A final practical, simple illustration of this could be the many motorcycle trips of up to twelve days taken with my brother-in-law, Fred Cherry. Two different kind of guys together a long time on their bikes, at times cranky, short-fused, tired, as well as hungry and thirsty, mixed in with the good. How do we do it? Well, if you don't play the blame game, and we don't, there is no "taking it out on the other one." Neither of us will permit that. Too much respect to permit that. But we don't have our person hood tied to our performance either. So we can be honest about the lousy conditions and our own feelings, without blame, and laugh about the good conditions with joy and really enjoy the trip to the fullest regardless.

By the way, marriage is something of a forever motorcycle trip without the motorcycle. Just two people on a journey together and it sure helps to have leaned some of this stuff....together.

Life is good...difficult on occasion...but when the difficult does happen it's all her fault....if she would just.... :)

Paul B.


Aussie John said...


Brother,I'm sure you've had a spy cam on my life.

I grew up thinking the blame game was the way life was lived.

We entered marriage thinking the same, as most of the couples I ever counseled did. Sad to think we didn't wake up for twenty of our fifty-one years together.

What a waste!

Even the church business meetings had quite a bit of the blame game in them, especially in the little post-mortems afterwards.

Such a simple statement, filled with a mountain of truth: "How you THINK about a situation or event or person saying something is the cause of what you feel or do, not what is done or said."

Paul Burleson said...

Aussie J,

I'm aware that this kind of post won't speak to some people, but healthy relationship building skills are learned I believe and not automatically known. This is one building block in Mary and my marriage relationship that is of major significance for the two of us.

It sounds like it might speak to you and yours too. Why am I not surprised!! We're going to have to check our roots for close family ties for sure. We're too much alike. LOL

Rex Ray said...


Ah! The blame game! “If you don’t first succeed; try try again.”

I’m glad you pointed out that after blaming Eve, Adam tried blaming God.

The news today, told of former Illinois Governor Rod Blagojevich is to start serving his 14 years in prison for 17 verdicts of corruption nine months ago.

To a crowd of supporters outside his Chicago home, the closest he got to saying he’d done wrong was: “This is the hardest thing I’ve ever had to do, but this is the law and we follow the law.” HUH?

I believe the way I act came mostly from my father…I wonder sometimes if about half of it was ‘what not to do’. :)

He believed in “Never say you’re sorry. Your friends don’t need it, and your enemies won’t believe it.” (That’s one of ‘what not to do.)

I dreamed last night I was in a group that was supervising hundreds of workers on a building project. I saw my father with a large paint brush. (He always could paint fast and I guess I never liked painting as my arms got so tired when we were small kids.) I thought, ‘It’s been such a long time since I’ve seen him, he’s really going to be surprised to see me.’

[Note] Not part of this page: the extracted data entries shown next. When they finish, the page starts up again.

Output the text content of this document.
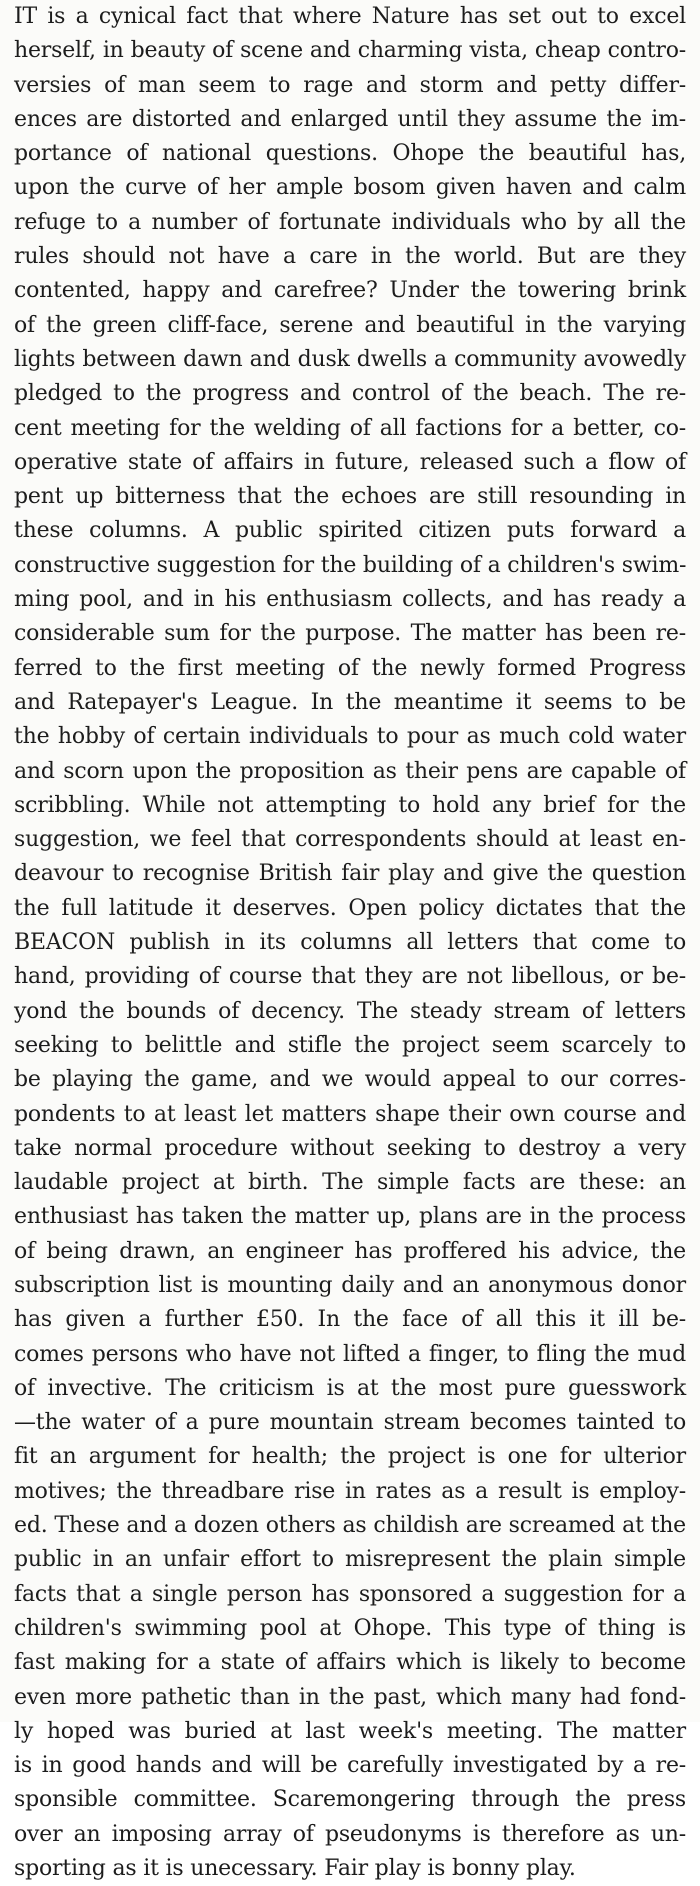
IT is a cynical fact that where Nature has set out to excel
herself, in beauty of scene and charming vista, cheap contro-
versies of man seem to rage and storm and petty differ-
ences are distorted and enlarged until they assume the im-
portance of national questions. Ohope the beautiful has,
upon the curve of her ample bosom given haven and calm
refuge to a number of fortunate individuals who by all the
rules should not have a care in the world. But are they
contented, happy and carefree? Under the towering brink
of the green cliff-face, serene and beautiful in the varying
lights between dawn and dusk dwells a community avowedly
pledged to the progress and control of the beach. The re-
cent meeting for the welding of all factions for a better, co-
operative state of affairs in future, released such a flow of
pent up bitterness that the echoes are still resounding in
these columns. A public spirited citizen puts forward a
constructive suggestion for the building of a children's swim-
ming pool, and in his enthusiasm collects, and has ready a
considerable sum for the purpose. The matter has been re-
ferred to the first meeting of the newly formed Progress
and Ratepayer's League. In the meantime it seems to be
the hobby of certain individuals to pour as much cold water
and scorn upon the proposition as their pens are capable of
scribbling. While not attempting to hold any brief for the
suggestion, we feel that correspondents should at least en-
deavour to recognise British fair play and give the question
the full latitude it deserves. Open policy dictates that the
BEACON publish in its columns all letters that come to
hand, providing of course that they are not libellous, or be-
yond the bounds of decency. The steady stream of letters
seeking to belittle and stifle the project seem scarcely to
be playing the game, and we would appeal to our corres-
pondents to at least let matters shape their own course and
take normal procedure without seeking to destroy a very
laudable project at birth. The simple facts are these: an
enthusiast has taken the matter up, plans are in the process
of being drawn, an engineer has proffered his advice, the
subscription list is mounting daily and an anonymous donor
has given a further £50. In the face of all this it ill be-
comes persons who have not lifted a finger, to fling the mud
of invective. The criticism is at the most pure guesswork
—the water of a pure mountain stream becomes tainted to
fit an argument for health; the project is one for ulterior
motives; the threadbare rise in rates as a result is employ-
ed. These and a dozen others as childish are screamed at the
public in an unfair effort to misrepresent the plain simple
facts that a single person has sponsored a suggestion for a
children's swimming pool at Ohope. This type of thing is
fast making for a state of affairs which is likely to become
even more pathetic than in the past, which many had fond-
ly hoped was buried at last week's meeting. The matter
is in good hands and will be carefully investigated by a re-
sponsible committee. Scaremongering through the press
over an imposing array of pseudonyms is therefore as un-
sporting as it is unecessary. Fair play is bonny play.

Heaven is closer and dearer all the time.

Paul, I like the way you explained the “ABC” concept.

Because of “B”, Jesus was not angry about Calvary.

Paul Burleson said...


This..".Because of “B”, Jesus was not angry about Calvary." the absolute BEST illustration of the point trying to be made by the post that I've seen. [That's one of those "Wish I'd thought of that" kind of things.]


Bob Cleveland said...

I had such a low self-image, and was so shy, as a child, that it never occurred to me to blame others when things went wrong. I honestly figured it was all my fault.

Then, shortly after I got married, I decided that there wasn't anybody out there "good enough" to make me mad. That was the wrong approach, but it shortly morphed into the realization that I really was responsible for what I do, how I feel, how I react, etc. As I grew as a believer, the Holy Spirit did wonders with that, in me.

Then, 30 years working for and then with the best boss I ever had, pretty well iced the cake for me, personally.